McCuskey calls the waiver a “giant” waiver because it “has enormous potential to undo the statute’s seminal provisions based on speculative evidence.” Indeed, the waiver operates to allow CMS to suspend the application of major parts of the ACA—not just those provisions based on the Spending Clause, but also those based on Commerce and Taxation powers—and “preapprove” proposed state legislation. Professor McCuskey also briefly discusses recent proposed reforms that would have expanded the waiver mechanism even further.
The most interesting part of Professor McCuskey’s contribution is her analysis of how, exactly, this “big waiver” within the ACA radically changes the operation of health law and policy. Most notably, she argues that due to the ACA’s structure, which is reliant on “preemptive federal health insurance law, coupled with the big-waiver power to officially sanction state-law variations,” it “creates a preemption-diffusion mechanism favoring agency expertise regarding whether state variations serve federal purposes and objectives.” To this end, she presents the agency imprimatur model, which she illustratively notes, “pushes state law out of the regulatory space with preemption, then invites state law into that space if the agency determines state law will serve federal objectives.”
Indeed, CMS retains discretion and supervision over the waiver approval process, which, in theory, eliminates the necessity of employing the judiciary to determine difficult and thorny preemption questions in court. This evinces a major shift from “post hoc judicial application of preemption doctrine to an ex ante federal agency approval of potentially conflicting state law,” as she notes. And, CMS must adhere to the waiver requirements under the ACA, ensuring that “federal regulatory infrastructure and priorities” retain power. McCuskey calls this “pre-preemption.”
The article then evaluates the structure of the ACA’s big waiver, and its shift “from judicial preemption doctrine to agency imprimatur,” addressing the waiver’s delegation and discretion, as well as looking at agency institutional competence as compared to judicial expertise. While noting that empowering the agency makes for a potentially more “fresh” and “nimble” executive body, Professor McCuskey also looks at three relevant metrics—preemption analysis, substantive health law issues, and federalism—to evaluate the shift.
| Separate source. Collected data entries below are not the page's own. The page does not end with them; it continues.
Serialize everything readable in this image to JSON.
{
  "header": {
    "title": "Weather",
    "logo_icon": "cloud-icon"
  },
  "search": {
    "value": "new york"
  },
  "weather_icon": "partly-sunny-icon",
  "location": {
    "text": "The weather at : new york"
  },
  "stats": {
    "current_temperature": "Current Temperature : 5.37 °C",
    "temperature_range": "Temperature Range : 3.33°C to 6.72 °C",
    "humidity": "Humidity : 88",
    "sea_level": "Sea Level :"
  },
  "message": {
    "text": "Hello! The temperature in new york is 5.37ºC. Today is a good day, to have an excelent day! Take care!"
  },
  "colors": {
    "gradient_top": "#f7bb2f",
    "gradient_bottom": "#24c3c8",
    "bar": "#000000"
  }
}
McCuskey leaves the reader with fascinating points on reviewability and review. First, the agency imprimatur model may diffuse and divert preemption litigation in the first place, and, second, where challenged, the agency imprimatur model likely requires courts to defer to CMS’s decision-making authority unless the agency determination was arbitrary and capricious, a major shift from the now utilized de novo review on preemption questions. Third, the agency imprimatur model here theoretically invites additional transparency (given the notice and comment period for wavier applications) and communicative federalism (insofar as the structure of the waiver makes the federalism debate more “engaged” and perhaps, more informed).
In sum, Professor McCuskey’s work is measured and incisive. It addresses a complicated topic with skillful ease. And given the pervasive uncertainty facing health law and policy in this era, it is an appreciated respite of clarity on an increasingly important topic.